Setelah membaca pesan itu, saya bergumam, Sulawesi Selatan kehilangan lagi seniman dan sastrawan yang pernah menorehkan tinta karya di persada provinsi ini. Lelaki tenang, pendiam, tetapi kreatif dan bersahabat ini meninggalkan orang-orang yang dicintai dan mencintainya tiga hari setelah tahun berganti (2023 ke 2024), dalam usia 82 tahun.
Menurut Yudhistira Sukatanya dalam “Lima Puluh Seniman Sulawesi Selatan dan Karyanya” (Dinas Kebudayaan dan Pariwisata Sulawesi Selatan, 2005:15), Anis Kaba lahir di Limbung, Gowa, 12 April 1942. Ayahnya, Kaba Daeng Ngalle, putra Gallarang Bontomaero dan ibunya, Siti Khadijah Daeng Niabang, seorang perempuan Bugis Sinjai campuran Melayu.

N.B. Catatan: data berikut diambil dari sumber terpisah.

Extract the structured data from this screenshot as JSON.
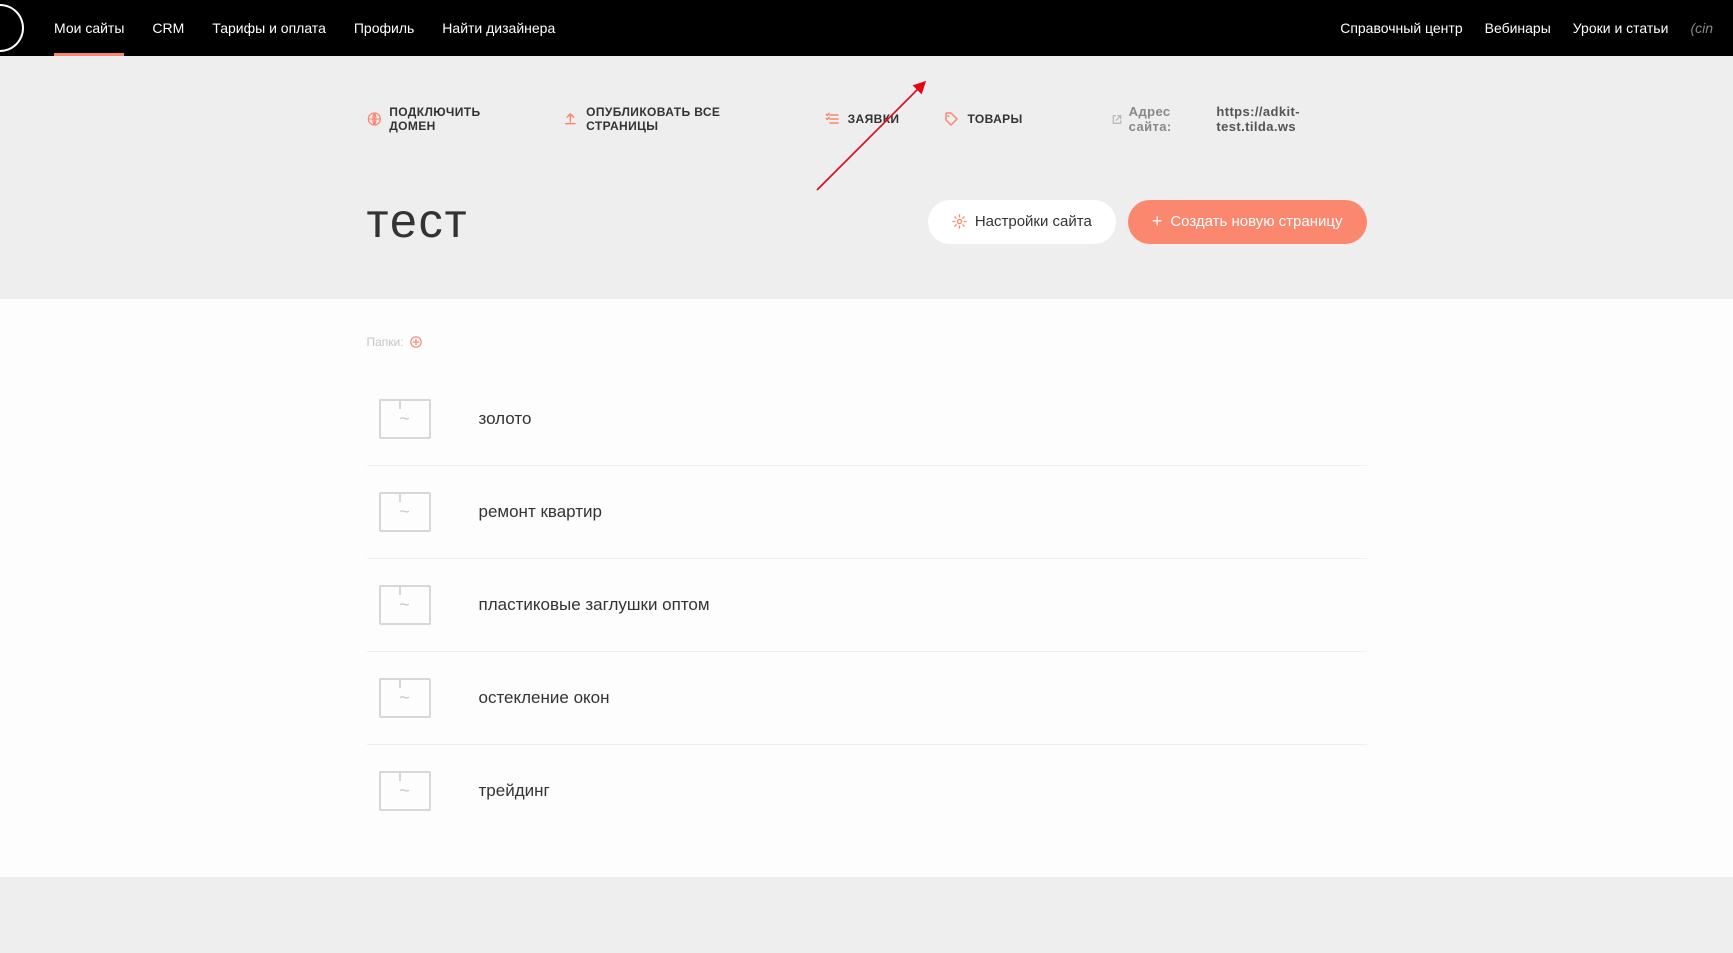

Anis Kaba menjalani pendidikan Sekolah Rakyat (SR) hingga Sekolah Menengah Ekonomi Atas (SMEA) di Makassar. Dia masuk Fakultas Sosial Politik Unhas yang hanya dijalaninya dua tahun, 1967-1969, belum sempat meraih gelar sarjana muda. Ketika bertugas di Manado, Anis menyelesaikan pendidikan sarjana di salah satu fakultas di Universitas Sam Ratulangi (Unsrat) Manado.